Hippocrate aux enfers

France 2
29/01/19 ~ 23:10 - 00:20

De 1933 à 1945, la recherche médicale occupe une place privilégiée au sein du IIIe Reich. Pour valider son idéologie, fondée sur la classification des races, le nazisme a besoin de la médecine et de ses praticiens. Plus de 70% des médecins allemands répondent à cet appel. Un engagement qui coûte la vie à plusieurs milliers de déportés utilisés comme cobayes. Petit-fils de déportés, Michel Cymes retrace le parcours de certains de ces docteurs et cherche à comprendre comment ceux qui ont, comme lui, prêté le serment d'Hippocrate, ont pu commettre de telles atrocités. Critique : Visage fermé, col remonté jusqu’aux oreilles et pas lents dans la pénombre, Michel Cymes s’avance, comme Christophe Hondelatte à la grande époque de Faites entrer l’accusé. Les sanglots longs des violons de Renaud Capuçon enfoncent le clou pour ceux qui ne l’auraient pas encore compris : l’heure est grave. « Il m’a fallu des années avant de réussir à passer les portes du camp d’Auschwitz, où mes deux-grands-pères ont disparu. » Une visite fondatrice, qui avait déjà inspiré en 2015 à l’animateur du Magazine de la santé (France 5) un ouvrage indigné sur les atrocités commises par les médecins nazis (1) , dont ce documentaire est la transposition télévisuelle. « La question me hante depuis des années : ma pratique médicale a-t-elle été nourrie du sang de ces malheureux ? Ces expérimentations ont-elles, un tant soit peu, fait avancer la science ? » s’interroge le praticien.

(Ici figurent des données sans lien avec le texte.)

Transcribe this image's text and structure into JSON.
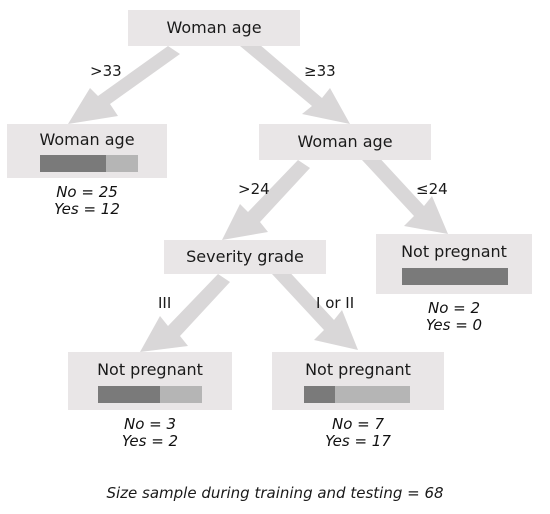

Et ces quatre-vingt minutes consacrées à évoquer pour la énième fois les parcours criminels des plus tristement célèbres séides en blouses blanches de Hitler (Josef Mengele à Auschwitz, Herta Oberheuser à Ravensbrück, Sigmund Rascher à Dachau…) font-elles, un tant soit peu, avancer la connaissance historique et sa compréhension par le grand public ? Dans les deux cas, la réponse est non. Perclus par la somme d’effets déployés — dispositif faussement inspiré de projections d’extraits d’entretiens et d’archives sur les murs nus de camps de concentration, mise en scène outrée de l’indignation de Michel Cymes — et malgré la caution de deux historiens valables — Yves Ternon et Johann Chapoutot —, le film n’évoque guère autre chose qu’une pénible pantomime. (1) Hippocrate aux enfers, les médecins des camps de la mort, Stock, 2015.   Suivi d’un débat animé par Marie Drucker, avec Michel Cymes, auteur du documentaire et Jean-François Delfraissy, président du Comité consultatif national d’éthique.